I have been stuck with the following problem for hours, and I was hoping someone could give me a hint to attack it. Thanks! We define a distribution as a function together with a linear ordering on the preimage of each element of the codomain. Using exponential generating functions, we want to obtain the formula $$ {n \choose k} (n-1)_{n-k}$$ for the number of surjective distributions from a set n labelled objects to a set of k labelled places.
Particularly, I am trying to solve the problem by using the theory of species. I know that the number of surjections from a $n$-element set to a $k$-element set is $k!S(n,k)$, where $S(n,k)$ is the Stirling number of the second kind, but I don't know how to combine this with the fact that we have the linear ordering on the preimage of each element of the codomian.

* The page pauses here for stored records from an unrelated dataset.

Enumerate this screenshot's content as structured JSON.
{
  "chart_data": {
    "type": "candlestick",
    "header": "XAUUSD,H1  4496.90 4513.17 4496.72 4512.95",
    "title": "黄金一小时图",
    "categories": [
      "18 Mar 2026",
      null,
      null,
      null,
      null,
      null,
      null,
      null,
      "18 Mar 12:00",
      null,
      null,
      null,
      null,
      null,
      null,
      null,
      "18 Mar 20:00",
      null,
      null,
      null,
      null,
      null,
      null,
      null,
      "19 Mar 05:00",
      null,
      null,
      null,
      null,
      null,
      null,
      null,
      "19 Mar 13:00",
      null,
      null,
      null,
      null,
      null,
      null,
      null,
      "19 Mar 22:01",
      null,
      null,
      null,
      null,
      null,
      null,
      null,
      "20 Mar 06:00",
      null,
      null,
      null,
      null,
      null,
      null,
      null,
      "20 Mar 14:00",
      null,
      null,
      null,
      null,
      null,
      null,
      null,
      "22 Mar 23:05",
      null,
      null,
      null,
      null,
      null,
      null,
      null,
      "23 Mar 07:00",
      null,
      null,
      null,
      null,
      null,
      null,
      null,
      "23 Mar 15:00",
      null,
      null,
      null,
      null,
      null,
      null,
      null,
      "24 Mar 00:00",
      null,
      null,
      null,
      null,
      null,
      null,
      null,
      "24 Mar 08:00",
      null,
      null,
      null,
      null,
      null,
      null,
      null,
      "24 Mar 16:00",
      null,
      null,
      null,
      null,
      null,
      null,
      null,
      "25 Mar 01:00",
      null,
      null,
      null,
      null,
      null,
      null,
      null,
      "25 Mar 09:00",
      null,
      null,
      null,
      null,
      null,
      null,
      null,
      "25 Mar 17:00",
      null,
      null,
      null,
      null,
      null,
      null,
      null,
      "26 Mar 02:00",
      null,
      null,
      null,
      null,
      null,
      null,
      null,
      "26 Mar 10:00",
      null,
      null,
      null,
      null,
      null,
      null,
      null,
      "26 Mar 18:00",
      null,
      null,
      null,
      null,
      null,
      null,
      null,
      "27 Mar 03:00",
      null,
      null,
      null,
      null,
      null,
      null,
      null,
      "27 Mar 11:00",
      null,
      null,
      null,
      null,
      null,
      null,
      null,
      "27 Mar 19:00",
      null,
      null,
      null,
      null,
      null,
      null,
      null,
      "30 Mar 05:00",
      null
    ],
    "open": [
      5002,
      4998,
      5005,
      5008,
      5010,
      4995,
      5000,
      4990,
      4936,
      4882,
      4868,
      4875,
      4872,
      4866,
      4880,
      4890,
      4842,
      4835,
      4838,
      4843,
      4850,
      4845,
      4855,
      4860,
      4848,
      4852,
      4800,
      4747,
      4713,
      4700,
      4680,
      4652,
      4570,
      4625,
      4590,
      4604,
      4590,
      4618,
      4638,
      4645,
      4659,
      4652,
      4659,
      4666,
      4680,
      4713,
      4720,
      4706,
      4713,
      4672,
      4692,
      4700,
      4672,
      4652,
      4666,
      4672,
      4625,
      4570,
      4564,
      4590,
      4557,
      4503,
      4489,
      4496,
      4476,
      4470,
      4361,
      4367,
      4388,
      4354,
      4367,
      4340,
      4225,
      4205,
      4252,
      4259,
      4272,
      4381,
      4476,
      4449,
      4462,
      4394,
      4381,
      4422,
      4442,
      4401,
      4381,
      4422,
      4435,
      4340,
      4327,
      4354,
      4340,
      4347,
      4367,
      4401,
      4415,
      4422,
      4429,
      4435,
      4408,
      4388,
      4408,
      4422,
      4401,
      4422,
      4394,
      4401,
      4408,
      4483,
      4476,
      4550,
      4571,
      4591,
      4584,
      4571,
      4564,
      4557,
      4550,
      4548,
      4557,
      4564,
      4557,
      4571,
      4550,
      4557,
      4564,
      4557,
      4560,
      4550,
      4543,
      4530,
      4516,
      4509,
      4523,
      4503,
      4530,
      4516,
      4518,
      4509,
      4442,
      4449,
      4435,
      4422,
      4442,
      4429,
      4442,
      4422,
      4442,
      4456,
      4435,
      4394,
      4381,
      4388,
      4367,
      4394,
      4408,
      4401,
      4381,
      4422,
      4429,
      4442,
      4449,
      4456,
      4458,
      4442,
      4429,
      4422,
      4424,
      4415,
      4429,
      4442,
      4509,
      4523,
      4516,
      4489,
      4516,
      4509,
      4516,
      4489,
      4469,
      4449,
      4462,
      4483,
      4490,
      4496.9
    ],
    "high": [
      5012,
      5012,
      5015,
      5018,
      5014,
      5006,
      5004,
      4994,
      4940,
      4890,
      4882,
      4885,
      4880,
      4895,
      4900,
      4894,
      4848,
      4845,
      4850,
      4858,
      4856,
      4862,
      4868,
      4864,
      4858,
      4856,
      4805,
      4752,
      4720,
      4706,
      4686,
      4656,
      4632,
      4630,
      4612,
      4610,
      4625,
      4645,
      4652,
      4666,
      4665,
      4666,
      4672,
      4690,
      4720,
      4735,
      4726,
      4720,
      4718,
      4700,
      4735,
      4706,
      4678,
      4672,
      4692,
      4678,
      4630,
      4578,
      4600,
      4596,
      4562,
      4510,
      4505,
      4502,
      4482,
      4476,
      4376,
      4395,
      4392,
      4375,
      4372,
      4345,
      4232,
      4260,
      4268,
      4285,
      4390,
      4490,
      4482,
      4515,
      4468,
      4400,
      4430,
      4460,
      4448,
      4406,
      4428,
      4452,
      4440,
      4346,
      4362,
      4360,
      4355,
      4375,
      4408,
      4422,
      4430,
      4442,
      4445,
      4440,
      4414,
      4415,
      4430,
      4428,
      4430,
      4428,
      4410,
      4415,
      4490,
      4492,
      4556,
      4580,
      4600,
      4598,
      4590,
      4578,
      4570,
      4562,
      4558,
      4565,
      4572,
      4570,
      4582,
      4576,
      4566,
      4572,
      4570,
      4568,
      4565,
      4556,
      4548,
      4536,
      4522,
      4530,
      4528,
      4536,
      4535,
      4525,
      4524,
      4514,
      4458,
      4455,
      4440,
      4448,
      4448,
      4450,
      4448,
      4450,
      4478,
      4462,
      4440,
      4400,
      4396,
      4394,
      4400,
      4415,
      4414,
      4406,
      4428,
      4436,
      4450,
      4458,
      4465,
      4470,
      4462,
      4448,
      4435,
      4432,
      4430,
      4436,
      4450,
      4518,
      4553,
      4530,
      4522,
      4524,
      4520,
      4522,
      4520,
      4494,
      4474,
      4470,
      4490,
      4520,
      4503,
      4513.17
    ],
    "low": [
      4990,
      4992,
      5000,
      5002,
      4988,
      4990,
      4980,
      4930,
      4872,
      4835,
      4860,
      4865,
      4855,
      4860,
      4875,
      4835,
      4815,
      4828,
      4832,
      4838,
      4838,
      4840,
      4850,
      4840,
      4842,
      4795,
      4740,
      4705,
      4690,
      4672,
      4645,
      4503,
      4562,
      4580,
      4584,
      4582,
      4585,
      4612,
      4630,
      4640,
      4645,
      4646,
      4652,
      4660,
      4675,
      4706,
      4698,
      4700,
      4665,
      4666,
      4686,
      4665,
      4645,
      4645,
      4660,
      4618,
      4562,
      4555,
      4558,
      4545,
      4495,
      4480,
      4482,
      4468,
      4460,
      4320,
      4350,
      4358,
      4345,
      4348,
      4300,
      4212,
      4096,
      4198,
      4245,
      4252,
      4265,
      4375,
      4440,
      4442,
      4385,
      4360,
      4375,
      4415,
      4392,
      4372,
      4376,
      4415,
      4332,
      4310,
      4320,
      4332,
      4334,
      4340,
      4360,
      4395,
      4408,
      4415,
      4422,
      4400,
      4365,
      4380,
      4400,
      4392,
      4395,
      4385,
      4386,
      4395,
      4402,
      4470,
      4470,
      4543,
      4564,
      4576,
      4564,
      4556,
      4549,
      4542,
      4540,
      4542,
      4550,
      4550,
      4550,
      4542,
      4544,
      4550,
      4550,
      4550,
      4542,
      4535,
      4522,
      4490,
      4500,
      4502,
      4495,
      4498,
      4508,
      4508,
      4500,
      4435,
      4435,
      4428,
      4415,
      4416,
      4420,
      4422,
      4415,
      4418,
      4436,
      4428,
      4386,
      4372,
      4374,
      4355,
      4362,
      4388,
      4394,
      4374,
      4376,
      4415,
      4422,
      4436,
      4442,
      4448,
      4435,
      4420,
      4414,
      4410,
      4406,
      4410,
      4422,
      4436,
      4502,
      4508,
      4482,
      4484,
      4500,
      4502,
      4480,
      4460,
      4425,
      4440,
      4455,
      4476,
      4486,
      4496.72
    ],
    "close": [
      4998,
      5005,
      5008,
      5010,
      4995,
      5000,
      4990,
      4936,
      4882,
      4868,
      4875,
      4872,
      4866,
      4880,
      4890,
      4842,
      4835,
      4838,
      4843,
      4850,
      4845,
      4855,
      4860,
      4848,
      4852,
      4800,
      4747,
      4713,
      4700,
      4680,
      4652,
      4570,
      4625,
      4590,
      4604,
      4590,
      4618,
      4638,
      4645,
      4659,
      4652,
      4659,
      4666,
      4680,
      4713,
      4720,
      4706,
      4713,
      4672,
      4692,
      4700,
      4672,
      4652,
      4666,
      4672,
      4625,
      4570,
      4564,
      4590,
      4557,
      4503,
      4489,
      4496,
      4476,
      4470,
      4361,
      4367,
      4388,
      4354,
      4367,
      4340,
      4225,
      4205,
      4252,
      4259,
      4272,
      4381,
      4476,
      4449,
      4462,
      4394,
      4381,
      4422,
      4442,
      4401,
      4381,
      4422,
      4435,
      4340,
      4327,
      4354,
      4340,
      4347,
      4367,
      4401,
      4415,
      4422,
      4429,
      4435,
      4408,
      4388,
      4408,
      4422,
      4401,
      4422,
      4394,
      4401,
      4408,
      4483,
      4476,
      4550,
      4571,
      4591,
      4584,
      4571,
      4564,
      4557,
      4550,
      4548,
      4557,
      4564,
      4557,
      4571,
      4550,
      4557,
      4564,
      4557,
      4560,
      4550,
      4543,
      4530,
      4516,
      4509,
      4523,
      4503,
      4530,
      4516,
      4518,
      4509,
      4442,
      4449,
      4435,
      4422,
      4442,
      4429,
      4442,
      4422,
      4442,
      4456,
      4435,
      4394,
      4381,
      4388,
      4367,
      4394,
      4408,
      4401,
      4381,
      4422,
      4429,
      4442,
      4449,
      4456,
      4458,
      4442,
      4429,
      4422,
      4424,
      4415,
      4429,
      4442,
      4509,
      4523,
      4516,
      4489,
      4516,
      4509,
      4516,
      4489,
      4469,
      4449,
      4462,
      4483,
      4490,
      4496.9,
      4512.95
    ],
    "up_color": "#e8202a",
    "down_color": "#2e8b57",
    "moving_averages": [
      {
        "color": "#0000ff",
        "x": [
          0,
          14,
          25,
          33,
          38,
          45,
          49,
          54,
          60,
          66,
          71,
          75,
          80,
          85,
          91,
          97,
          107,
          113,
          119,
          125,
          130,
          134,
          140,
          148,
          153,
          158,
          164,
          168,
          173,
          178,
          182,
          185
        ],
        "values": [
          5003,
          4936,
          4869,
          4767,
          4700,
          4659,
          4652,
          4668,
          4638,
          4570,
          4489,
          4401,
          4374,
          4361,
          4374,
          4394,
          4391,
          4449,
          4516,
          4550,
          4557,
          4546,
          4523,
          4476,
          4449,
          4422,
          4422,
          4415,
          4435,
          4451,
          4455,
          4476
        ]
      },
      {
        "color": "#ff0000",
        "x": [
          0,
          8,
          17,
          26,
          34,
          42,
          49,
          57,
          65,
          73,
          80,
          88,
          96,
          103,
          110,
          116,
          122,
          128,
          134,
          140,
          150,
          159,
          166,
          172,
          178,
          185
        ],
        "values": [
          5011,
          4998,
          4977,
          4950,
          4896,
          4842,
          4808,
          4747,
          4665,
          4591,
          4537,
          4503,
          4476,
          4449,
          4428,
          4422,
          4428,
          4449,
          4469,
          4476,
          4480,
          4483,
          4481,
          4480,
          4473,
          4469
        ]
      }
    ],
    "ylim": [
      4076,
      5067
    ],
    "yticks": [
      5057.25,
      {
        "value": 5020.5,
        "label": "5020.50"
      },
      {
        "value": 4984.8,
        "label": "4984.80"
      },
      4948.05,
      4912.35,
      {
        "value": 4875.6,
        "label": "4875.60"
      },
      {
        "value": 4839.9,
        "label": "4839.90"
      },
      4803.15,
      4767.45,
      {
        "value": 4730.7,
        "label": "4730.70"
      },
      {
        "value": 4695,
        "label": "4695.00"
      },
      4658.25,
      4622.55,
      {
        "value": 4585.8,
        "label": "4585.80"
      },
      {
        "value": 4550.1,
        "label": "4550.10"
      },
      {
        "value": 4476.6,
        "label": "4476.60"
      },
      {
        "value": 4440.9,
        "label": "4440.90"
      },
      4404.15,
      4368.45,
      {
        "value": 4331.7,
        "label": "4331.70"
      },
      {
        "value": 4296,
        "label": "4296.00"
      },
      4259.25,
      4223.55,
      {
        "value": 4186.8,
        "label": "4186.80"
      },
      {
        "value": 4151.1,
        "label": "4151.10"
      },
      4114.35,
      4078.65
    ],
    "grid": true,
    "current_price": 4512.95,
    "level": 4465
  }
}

That formula appears to be incorrect. There are $12$ distributions from $[3]$ to $[2]$, not
$$\binom32(3-1)^{\underline{3-2}}=6\;.$$
There is a bijection between distributions from $[n]$ to $[k]$ and ordered pairs $\langle\pi,K\rangle$ such that $\pi$ is a permutation of $[n]$ and $K$ is a $(k-1)$-subset of the $n-1$ spaces between adjacent elements of $\pi$. For example, the distribution from $[6]$ to $[3]$ that sends $1,3$, and $4$ to $1$ and orders them $314$, sends $6$ to $2$, and sends $2$ and $5$ to $3$ and orders them $52$ corresponds to $314|6|52$, where $\pi=314652$ and the bars show which $2$ spaces are in $K$. There are $n!$ permutations and $\binom{n-1}{k-1}$ ways to choose $K$, so there are
$$\binom{n-1}{k-1}n!=\binom{n-1}{n-k}n!=\frac{(n-1)^{\underline{n-k}}}{(n-k)!}n!=k!\binom{n}k(n-1)^{\underline{n-k}}$$
distributions from $[n]$ to $[k]$. Thus, your formula is missing a factor of $k!$.